In [None]:
#Colab setting
from google.colab import drive
drive.mount('/content/drive')

import sys
sys.path.append('/content/drive/My Drive/DSAIL')

import os
os.chdir('/content/drive/My Drive/DSAIL')

Mounted at /content/drive


In [None]:

# Data U1.base로 train, u1.test로 test data만들기
# U.data는 현재 (["user_id", "movie_id", "rating", "timestamp"])로 구성
import pandas as pd
import torch

file_path = "ml-100k/u1.base"
columns = ["user_id", "movie_id", "rating", "timestamp"]
train_data = pd.read_csv(file_path, sep='\t', names=columns)

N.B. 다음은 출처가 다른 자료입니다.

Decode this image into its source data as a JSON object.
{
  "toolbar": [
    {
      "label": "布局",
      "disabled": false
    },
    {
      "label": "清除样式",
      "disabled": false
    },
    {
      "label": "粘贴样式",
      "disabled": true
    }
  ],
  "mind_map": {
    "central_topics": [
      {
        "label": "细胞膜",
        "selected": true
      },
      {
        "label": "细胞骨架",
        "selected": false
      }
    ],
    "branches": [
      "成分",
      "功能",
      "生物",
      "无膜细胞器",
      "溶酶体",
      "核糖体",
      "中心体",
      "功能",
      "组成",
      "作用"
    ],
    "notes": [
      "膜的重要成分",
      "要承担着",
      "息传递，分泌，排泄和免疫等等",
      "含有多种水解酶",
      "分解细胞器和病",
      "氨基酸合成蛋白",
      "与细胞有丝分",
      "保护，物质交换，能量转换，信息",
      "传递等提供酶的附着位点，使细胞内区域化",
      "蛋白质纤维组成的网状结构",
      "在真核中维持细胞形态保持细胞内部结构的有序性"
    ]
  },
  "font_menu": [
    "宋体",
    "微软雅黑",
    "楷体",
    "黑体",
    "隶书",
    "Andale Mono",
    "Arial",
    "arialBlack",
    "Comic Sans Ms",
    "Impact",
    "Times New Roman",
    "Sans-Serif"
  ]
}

user_movie_matrix = train_data.pivot(index='user_id', columns='movie_id', values='rating')
train = user_movie_matrix.fillna(0)

file_path = "ml-100k/u1.test"
columns = ["user_id", "movie_id", "rating", "timestamp"]
test_data = pd.read_csv(file_path, sep='\t', names=columns)
user_movie_matrix = test_data.pivot(index='user_id', columns='movie_id', values='rating')
test = user_movie_matrix.fillna(0)

# GPU
device = torch.device('cuda' if torch.cuda.is_available() else 'cpu')
print("device", device)

device cuda


In [None]:
import numpy as np

#input data가 {user, rated movie, other movie's rating, Time, Last Movie rated| one-hot- encoding으로
# y는 score

num_user_train  = train_data["user_id"].max()
num_movie_train = train_data["movie_id"].max()
num_user_test  = test_data["user_id"].max()
num_movie_test = test_data["movie_id"].max()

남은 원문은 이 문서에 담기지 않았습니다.